O brasileiro consome cerca de duas vezes mais sódio do que a Organização Mundial da Saúde recomenda, e a maior parte desse excesso não vem da pitada que se coloca no prato. Ela chega pronta, dissolvida em pães, embutidos, queijos, temperos em cubo e refeições congeladas, onde o sal cumpre função de conservante e realçador de sabor. Um lanche comum de padaria pode entregar quase metade do limite diário sem que ninguém encoste no saleiro, e é justamente por isso que reconhecer as fontes escondidas muda mais o resultado do que tirar o sal da mesa.
Quanto sódio é considerado demais?
A OMS recomenda menos de 2.000 mg de sódio por dia para adultos, o equivalente a cerca de 5 g de sal, ou pouco menos de uma colher de chá rasa. Esse limite inclui todo o sal consumido, não apenas o adicionado na cozinha.
A conta prática ajuda: como o sal de cozinha tem cerca de 40% de sódio, cada grama de sal corresponde a aproximadamente 400 mg de sódio. O excesso mantido por anos eleva a pressão arterial e aumenta o risco cardiovascular e renal.
O que mostra o estudo sobre consumo de sal no Brasil?
A estimativa brasileira não vem só de questionário alimentar, mas de medição direta. Segundo o estudo Estimativa do consumo de sal pela população brasileira, conduzido com dados da Pesquisa Nacional de Saúde e publicado na revista revisada por pares Revista Brasileira de Epidemiologia, o consumo médio foi estimado em 9,34 g de sal por dia a partir da excreção urinária de sódio.
É praticamente o dobro do teto recomendado pela OMS, e o valor foi maior entre os homens. Análises anteriores da mesma linha de pesquisa apontam aumento da parcela vinda de produtos processados e pratos prontos.

Quais alimentos concentram mais sódio escondido?
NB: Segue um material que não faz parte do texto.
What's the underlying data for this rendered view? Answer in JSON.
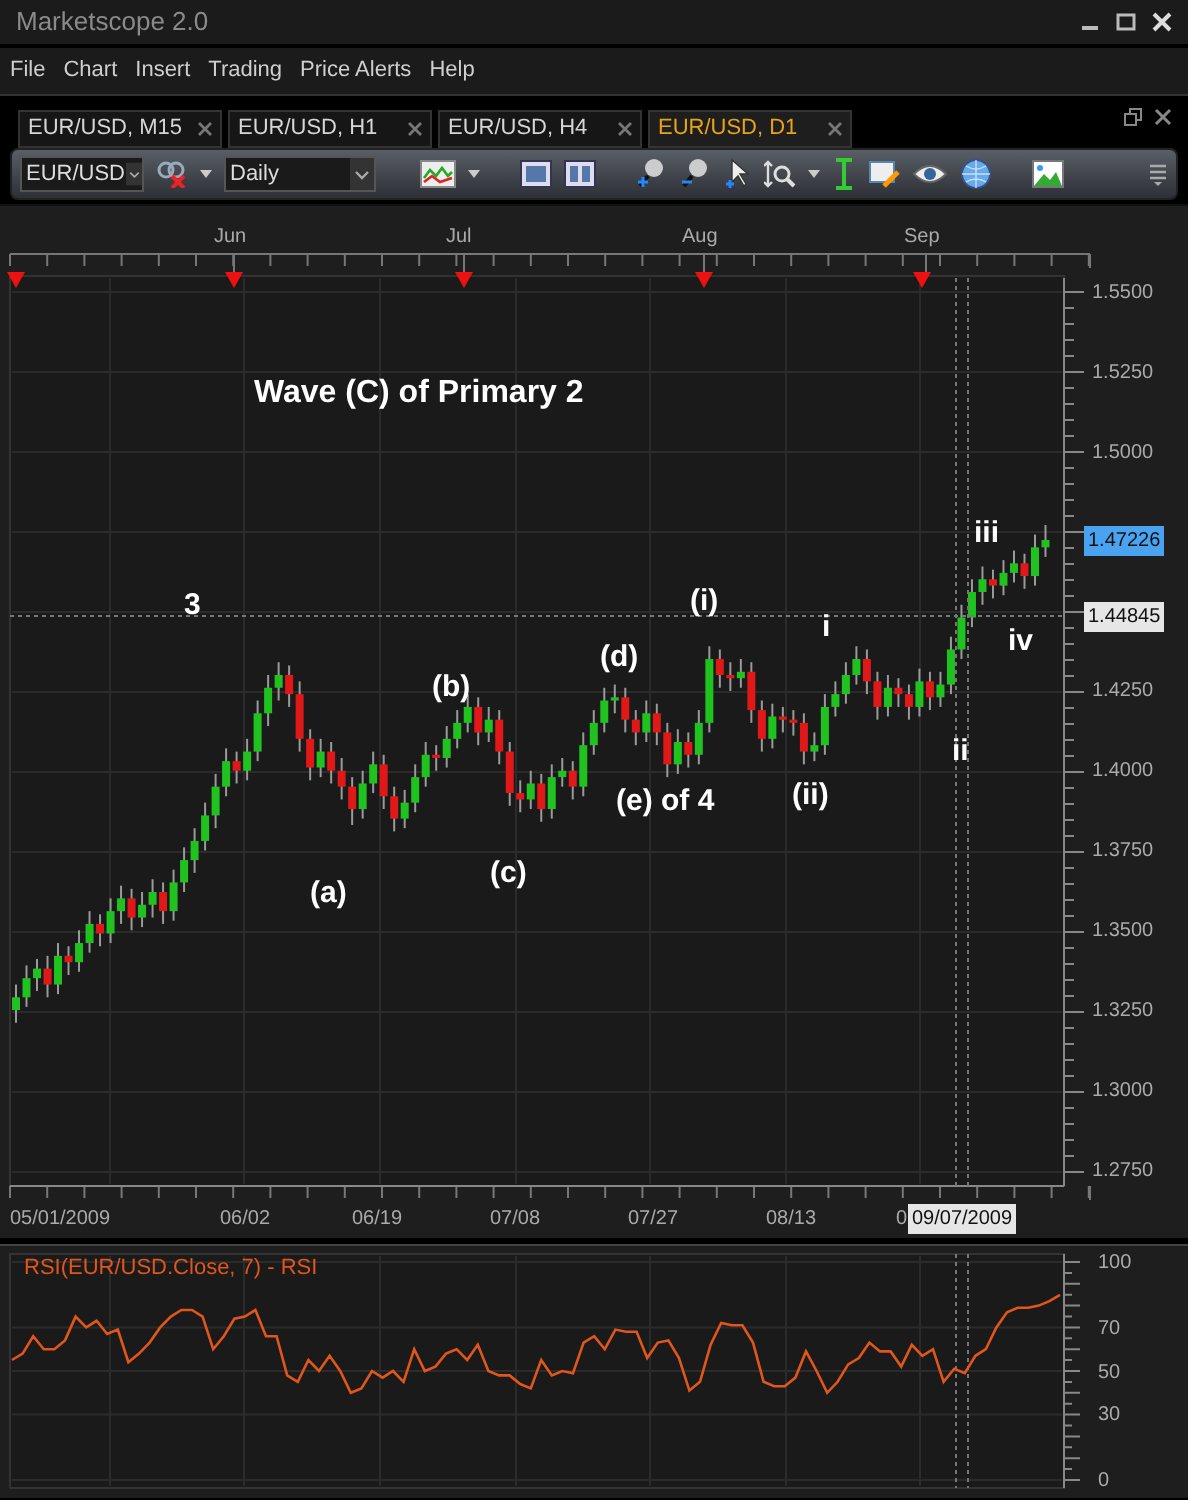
{
  "window": {
    "title": "Marketscope 2.0"
  },
  "menu": [
    "File",
    "Chart",
    "Insert",
    "Trading",
    "Price Alerts",
    "Help"
  ],
  "tabs": [
    {
      "label": "EUR/USD, M15",
      "selected": false
    },
    {
      "label": "EUR/USD, H1",
      "selected": false
    },
    {
      "label": "EUR/USD, H4",
      "selected": false
    },
    {
      "label": "EUR/USD, D1",
      "selected": true
    }
  ],
  "toolbar": {
    "symbol": "EUR/USD",
    "timeframe": "Daily"
  },
  "price_chart": {
    "month_labels": [
      "Jun",
      "Jul",
      "Aug",
      "Sep"
    ],
    "current_price": "1.47226",
    "crosshair_price": "1.44845",
    "date_labels": [
      "05/01/2009",
      "06/02",
      "06/19",
      "07/08",
      "07/27",
      "08/13",
      "0"
    ],
    "cursor_date": "09/07/2009",
    "annotations": [
      "Wave (C) of Primary 2",
      "3",
      "(b)",
      "(d)",
      "(i)",
      "i",
      "iii",
      "iv",
      "ii",
      "(ii)",
      "(e) of 4",
      "(a)",
      "(c)"
    ],
    "chart_data": {
      "type": "candlestick",
      "ylim": [
        1.2705,
        1.5544
      ],
      "grid": true,
      "yticks": [
        {
          "value": 1.55,
          "label": "1.5500"
        },
        {
          "value": 1.525,
          "label": "1.5250"
        },
        {
          "value": 1.5,
          "label": "1.5000"
        },
        {
          "value": 1.425,
          "label": "1.4250"
        },
        {
          "value": 1.4,
          "label": "1.4000"
        },
        {
          "value": 1.375,
          "label": "1.3750"
        },
        {
          "value": 1.35,
          "label": "1.3500"
        },
        {
          "value": 1.325,
          "label": "1.3250"
        },
        {
          "value": 1.3,
          "label": "1.3000"
        },
        {
          "value": 1.275,
          "label": "1.2750"
        }
      ],
      "ohlc": [
        [
          1.325,
          1.333,
          1.321,
          1.329
        ],
        [
          1.329,
          1.339,
          1.326,
          1.335
        ],
        [
          1.335,
          1.341,
          1.331,
          1.338
        ],
        [
          1.338,
          1.342,
          1.329,
          1.333
        ],
        [
          1.333,
          1.346,
          1.33,
          1.342
        ],
        [
          1.342,
          1.345,
          1.336,
          1.34
        ],
        [
          1.34,
          1.35,
          1.337,
          1.346
        ],
        [
          1.346,
          1.356,
          1.343,
          1.352
        ],
        [
          1.352,
          1.355,
          1.345,
          1.349
        ],
        [
          1.349,
          1.36,
          1.346,
          1.356
        ],
        [
          1.356,
          1.364,
          1.352,
          1.36
        ],
        [
          1.36,
          1.363,
          1.35,
          1.354
        ],
        [
          1.354,
          1.362,
          1.351,
          1.358
        ],
        [
          1.358,
          1.366,
          1.354,
          1.362
        ],
        [
          1.362,
          1.365,
          1.352,
          1.356
        ],
        [
          1.356,
          1.369,
          1.353,
          1.365
        ],
        [
          1.365,
          1.376,
          1.362,
          1.372
        ],
        [
          1.372,
          1.382,
          1.368,
          1.378
        ],
        [
          1.378,
          1.39,
          1.375,
          1.386
        ],
        [
          1.386,
          1.399,
          1.382,
          1.395
        ],
        [
          1.395,
          1.407,
          1.392,
          1.403
        ],
        [
          1.403,
          1.406,
          1.396,
          1.4
        ],
        [
          1.4,
          1.41,
          1.397,
          1.406
        ],
        [
          1.406,
          1.422,
          1.403,
          1.418
        ],
        [
          1.418,
          1.43,
          1.414,
          1.426
        ],
        [
          1.426,
          1.434,
          1.422,
          1.43
        ],
        [
          1.43,
          1.433,
          1.42,
          1.424
        ],
        [
          1.424,
          1.428,
          1.406,
          1.41
        ],
        [
          1.41,
          1.413,
          1.397,
          1.401
        ],
        [
          1.401,
          1.41,
          1.398,
          1.406
        ],
        [
          1.406,
          1.409,
          1.396,
          1.4
        ],
        [
          1.4,
          1.404,
          1.391,
          1.395
        ],
        [
          1.395,
          1.398,
          1.383,
          1.388
        ],
        [
          1.388,
          1.4,
          1.385,
          1.396
        ],
        [
          1.396,
          1.406,
          1.393,
          1.402
        ],
        [
          1.402,
          1.405,
          1.388,
          1.392
        ],
        [
          1.392,
          1.395,
          1.381,
          1.385
        ],
        [
          1.385,
          1.394,
          1.382,
          1.39
        ],
        [
          1.39,
          1.402,
          1.387,
          1.398
        ],
        [
          1.398,
          1.409,
          1.395,
          1.405
        ],
        [
          1.405,
          1.408,
          1.4,
          1.404
        ],
        [
          1.404,
          1.414,
          1.401,
          1.41
        ],
        [
          1.41,
          1.419,
          1.407,
          1.415
        ],
        [
          1.415,
          1.424,
          1.412,
          1.42
        ],
        [
          1.42,
          1.423,
          1.408,
          1.412
        ],
        [
          1.412,
          1.42,
          1.409,
          1.416
        ],
        [
          1.416,
          1.419,
          1.402,
          1.406
        ],
        [
          1.406,
          1.409,
          1.389,
          1.393
        ],
        [
          1.393,
          1.397,
          1.387,
          1.391
        ],
        [
          1.391,
          1.4,
          1.388,
          1.396
        ],
        [
          1.396,
          1.399,
          1.384,
          1.388
        ],
        [
          1.388,
          1.402,
          1.385,
          1.398
        ],
        [
          1.398,
          1.404,
          1.395,
          1.4
        ],
        [
          1.4,
          1.403,
          1.391,
          1.395
        ],
        [
          1.395,
          1.412,
          1.392,
          1.408
        ],
        [
          1.408,
          1.419,
          1.405,
          1.415
        ],
        [
          1.415,
          1.426,
          1.412,
          1.422
        ],
        [
          1.422,
          1.427,
          1.418,
          1.423
        ],
        [
          1.423,
          1.426,
          1.412,
          1.416
        ],
        [
          1.416,
          1.419,
          1.408,
          1.412
        ],
        [
          1.412,
          1.422,
          1.409,
          1.418
        ],
        [
          1.418,
          1.421,
          1.408,
          1.412
        ],
        [
          1.412,
          1.415,
          1.398,
          1.402
        ],
        [
          1.402,
          1.413,
          1.399,
          1.409
        ],
        [
          1.409,
          1.412,
          1.401,
          1.405
        ],
        [
          1.405,
          1.419,
          1.402,
          1.415
        ],
        [
          1.415,
          1.439,
          1.412,
          1.435
        ],
        [
          1.435,
          1.438,
          1.426,
          1.43
        ],
        [
          1.43,
          1.434,
          1.425,
          1.429
        ],
        [
          1.429,
          1.435,
          1.426,
          1.431
        ],
        [
          1.431,
          1.434,
          1.415,
          1.419
        ],
        [
          1.419,
          1.422,
          1.406,
          1.41
        ],
        [
          1.41,
          1.421,
          1.407,
          1.417
        ],
        [
          1.417,
          1.42,
          1.412,
          1.416
        ],
        [
          1.416,
          1.419,
          1.411,
          1.415
        ],
        [
          1.415,
          1.418,
          1.402,
          1.406
        ],
        [
          1.406,
          1.412,
          1.403,
          1.408
        ],
        [
          1.408,
          1.424,
          1.405,
          1.42
        ],
        [
          1.42,
          1.428,
          1.417,
          1.424
        ],
        [
          1.424,
          1.434,
          1.421,
          1.43
        ],
        [
          1.43,
          1.439,
          1.427,
          1.435
        ],
        [
          1.435,
          1.438,
          1.424,
          1.428
        ],
        [
          1.428,
          1.431,
          1.416,
          1.42
        ],
        [
          1.42,
          1.43,
          1.417,
          1.426
        ],
        [
          1.426,
          1.429,
          1.42,
          1.424
        ],
        [
          1.424,
          1.427,
          1.416,
          1.42
        ],
        [
          1.42,
          1.432,
          1.417,
          1.428
        ],
        [
          1.428,
          1.431,
          1.419,
          1.423
        ],
        [
          1.423,
          1.431,
          1.42,
          1.427
        ],
        [
          1.427,
          1.442,
          1.424,
          1.438
        ],
        [
          1.438,
          1.452,
          1.435,
          1.448
        ],
        [
          1.448,
          1.46,
          1.445,
          1.456
        ],
        [
          1.456,
          1.464,
          1.452,
          1.46
        ],
        [
          1.46,
          1.463,
          1.454,
          1.458
        ],
        [
          1.458,
          1.466,
          1.455,
          1.462
        ],
        [
          1.462,
          1.469,
          1.459,
          1.465
        ],
        [
          1.465,
          1.468,
          1.457,
          1.461
        ],
        [
          1.461,
          1.474,
          1.458,
          1.47
        ],
        [
          1.47,
          1.477,
          1.467,
          1.4723
        ]
      ]
    }
  },
  "rsi_panel": {
    "chart_data": {
      "type": "line",
      "title": "RSI(EUR/USD.Close, 7) - RSI",
      "ylim": [
        0,
        100
      ],
      "yticks": [
        0,
        30,
        50,
        70,
        100
      ],
      "grid": true,
      "series": [
        {
          "color": "#e0561b",
          "values": [
            55,
            58,
            66,
            60,
            60,
            64,
            75,
            70,
            73,
            67,
            69,
            54,
            58,
            63,
            70,
            75,
            78,
            78,
            75,
            60,
            66,
            74,
            75,
            78,
            66,
            66,
            48,
            45,
            55,
            50,
            57,
            50,
            40,
            42,
            50,
            47,
            50,
            45,
            60,
            50,
            52,
            58,
            60,
            55,
            62,
            50,
            48,
            48,
            44,
            42,
            55,
            48,
            50,
            49,
            63,
            66,
            60,
            69,
            68,
            68,
            56,
            63,
            64,
            56,
            41,
            45,
            62,
            72,
            71,
            71,
            63,
            45,
            43,
            43,
            47,
            59,
            50,
            40,
            45,
            53,
            56,
            63,
            59,
            59,
            52,
            62,
            57,
            60,
            45,
            51,
            49,
            57,
            60,
            70,
            77,
            79,
            79,
            80,
            82,
            85
          ]
        }
      ]
    }
  }
}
Alguns produtos do consumo cotidiano concentram sódio sem sabor salgado evidente:
- Pão francês e produtos de panificação, que somam muito sódio pela quantidade consumida no dia;
- Embutidos como presunto, mortadela, salsicha, linguiça e peito de peru;
- Queijos curados e processados, especialmente parmesão, prato e requeijões industrializados;
- Temperos prontos em cubo, sazonadores e caldos concentrados;
- Macarrão instantâneo, sobretudo pelo sachê de tempero que acompanha;
- Congelados prontos, pizzas, nuggets, molhos de tomate industrializados e shoyu;
- Salgadinhos de pacote, biscoitos salgados e até alguns biscoitos doces.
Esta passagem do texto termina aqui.